La tendera de la Fuentecica

Se llamaba Matilde Corral y tenía el negocio en el cerro de la Fuentecica Alta

La señora matilde  con vestido negro y una libreta en la mano, en la puerta de la tienda, donde los vecinos y los clientes se solían sentar aprovecha
La señora matilde con vestido negro y una libreta en la mano, en la puerta de la tienda, donde los vecinos y los clientes se solían sentar aprovecha
Eduardo D. Vicente
10:47 • 16 sept. 2016

Desde el cerro de la Fuentecica Alta se podía rozar el cielo sólo con levantar la mano. Para llegar arriba había que dejar atrás la Plaza del Quemadero y trepar por un laberinto de cuestas donde las calles eran senderos. En los días de lluvia los pies se hundían en el barro hasta los tobillos y había que conocer bien el terreno para no despeñarse por la pendiente abajo.





Desde el cerro de la Fuentecica Alta la ciudad parecía tan lejana que los vecinos tenían siempre la sensación de vivir en las afueras, más cerca de lo rural que de lo urbano y alrededor de unas formas de vida que apenas habían ido cambiando de generación en generación. A finales de los años cincuenta, los vecinos que habitaban el barrio no tenían agua dentro de las casas y para poder lavar tenían que ir a las pilillas, el lavadero oficial que estaba en el Camino de Marín. Para poder utilizarlo había que pagarle una cantidad a Rosica, la encargada, según los cubos de  ropa que llevara cada una. Para beber, cada casa contaba con su juego de cántaros que había que ir a llenar al cañillo del Quemadero o a otra fuente más lejana que existía cerca del cortijo de Pozo.





No todas las mujeres tenían recursos entonces para utilizar el lavadero oficial. Las que no podían pagar se buscaban la vida colándose de noche en la finca de don Avelino, que contaba con un gran cauce de agua que bajaba directamente de los cerros de Enix para alimentar la balsa y los huertos del propietario. Aquellas escaramuzas se hacían después de las doce de la noche, sin más luz que la de las estrellas, caminando de puntillas para no hacer ruido y contando con la colaboración de otras mujeres que se encargaban de vigilar por si acaso llegaba el guarda.





En aquel barrio remoto y empinado una tienda de comestibles era un santuario y también una aventura para los dueños que tenían que afrontar a diario el milagro de sobrevivir sabiendo que llegarían a la noche con más deudas pendientes escritas sobre un  papel de estraza que con dinero en el cajón.
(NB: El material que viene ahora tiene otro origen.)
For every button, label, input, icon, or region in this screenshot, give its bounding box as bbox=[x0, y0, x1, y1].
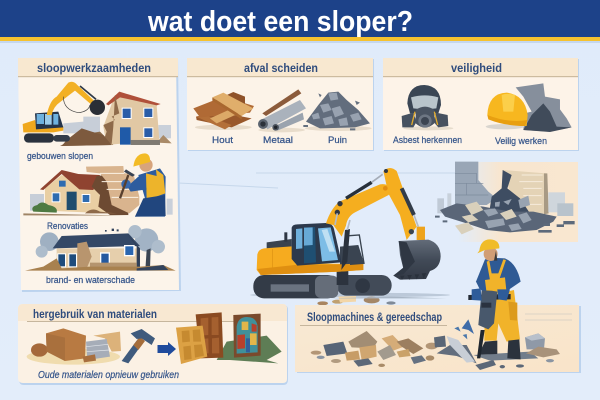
panel: afval scheiden bbox=[187, 58, 374, 151]
legs bbox=[484, 290, 520, 342]
label: brand- en waterschade: brand- en waterschade bbox=[46, 275, 135, 286]
illustration: old materials and hammer bbox=[27, 328, 155, 365]
label: gebouwen slopen: gebouwen slopen bbox=[27, 151, 93, 162]
body bbox=[267, 239, 292, 249]
heading: Sloopmachines & gereedschap: Sloopmachines & gereedschap bbox=[307, 312, 442, 324]
illustration: worker renovating house bbox=[23, 153, 173, 217]
cab bbox=[292, 223, 342, 266]
label: Asbest herkennen: Asbest herkennen bbox=[393, 135, 462, 146]
icon: gas mask bbox=[402, 85, 453, 130]
heading: veiligheid: veiligheid bbox=[451, 63, 502, 75]
icon: hard hat with rubble bbox=[486, 83, 572, 132]
icon: rubble pile bbox=[303, 92, 372, 131]
illustration: reused doors and stained glass bbox=[176, 312, 282, 364]
arrow: reuse bbox=[158, 342, 176, 356]
torso bbox=[476, 258, 521, 293]
panel: Sloopmachines & gereedschap bbox=[295, 305, 581, 373]
label: Metaal: Metaal bbox=[263, 135, 293, 146]
heading: sloopwerkzaamheden: sloopwerkzaamheden bbox=[37, 63, 151, 75]
main illustration: yellow excavator bbox=[250, 168, 450, 298]
icon: metal pipes bbox=[258, 89, 306, 132]
panel: collapsed wall bbox=[435, 162, 578, 242]
head bbox=[484, 247, 498, 261]
worker bbox=[135, 168, 166, 217]
panel: veiligheid bbox=[383, 58, 579, 151]
icon: wood planks bbox=[193, 92, 254, 130]
illustration: fire and water damaged house bbox=[25, 225, 176, 271]
gloves bbox=[472, 288, 482, 301]
bucket bbox=[393, 240, 441, 280]
label: Veilig werken: Veilig werken bbox=[495, 136, 547, 147]
tracks bbox=[337, 275, 392, 296]
heading: hergebruik van materialen: hergebruik van materialen bbox=[33, 307, 157, 321]
arm bbox=[326, 184, 391, 237]
heading: afval scheiden: afval scheiden bbox=[244, 63, 318, 75]
decorative lines bbox=[178, 173, 476, 188]
label: Oude materialen opnieuw gebruiken: Oude materialen opnieuw gebruiken bbox=[38, 370, 179, 381]
title: wat doet een sloper? bbox=[147, 6, 413, 38]
panel: sloopwerkzaamheden bbox=[18, 58, 181, 292]
jackhammer bbox=[468, 294, 511, 300]
label: Hout: Hout bbox=[212, 135, 233, 146]
label: Puin: Puin bbox=[328, 135, 347, 146]
excavator bbox=[24, 133, 54, 143]
header banner bbox=[0, 0, 600, 43]
rubble beneath excavator bbox=[317, 296, 447, 305]
panel: hergebruik van materialen bbox=[18, 304, 288, 385]
illustration: excavator demolishing house bbox=[23, 82, 172, 146]
illustration: worker with jackhammer bbox=[468, 239, 521, 359]
illustration: rubble and broken concrete bbox=[311, 319, 560, 370]
label: Renovaties: Renovaties bbox=[47, 221, 88, 232]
En aquellos años el arrabal tenía todas sus casas y sus cuevas pobladas por lo que había gente para poder tener dos tiendas, lo que no había era dinero. La más alta, casi en la cumbre, era la tienda de Rosario, y una cuesta más abajo estaba la de Matilde Corral. A la vista, la tienda de Matilde se diferenciaba del resto de las casas porque en la puerta había siempre apostados dos sacos, como dos centinelas; unas veces eran de patatas y otras de boniatos, que durante tanto tiempo fueron la cena oficial de los pobres.





La tienda de Matilde estaba formada por una habitación exterior hecha de obra, donde aparecía el mostrador, una gran estantería de madera donde había de todo como en un inmenso cambalache, y un juego de cañas con ganchos donde se mostraban las tripas de morcilla y de  chorizo que le traían de Benahadux. En un extremo de la habitación destacaba una tina de arenques que perfumaba la tienda y que se quedaba  vacía cada vez que caían cuatro gotas y era el día de hacer migas con arenques. En los costados de la tienda estaban las habitaciones donde dormían el matrimonio y los hijos, y dentro, en el interior de una  cueva, el almacén en el que se guardaba el vino, las garrafas de gas y las bolas de carbón que eran el combustible de las cocinas.





Matilde era la que llevaba el negocio porque su marido, Tomás Asensio, trabajaba en la construcción del puerto pesquero para poder llevar un sueldo seguro a la casa. La tienda daba para ir tirando porque la clientela iba siempre con el dinero justo para sobrevivir y a veces con los bolsillos vacíos, por lo que la tendera no tenía otra salida que dar fiao, sabiendo con certeza que muchas de aquellas parroquianas no tendrían ninguna oportunidad de poder saldar  sus deudas. Una de las hijas de la dueña, Matilde Asensio, que entonces era una niña, cuenta ue su madre tuvo que cerrar la tienda porque no les cobraba a los pobres en un barrio donde casi todo el mundo lo era. A pesar de las penurias de la época, asegura que la gente convivía con una familiaridad que hoy no existe, y que los niños como ella disfrutaban de aquella vida al aire libre de lumbres compartidas en invierno y de veranos durmiendo en las puertas.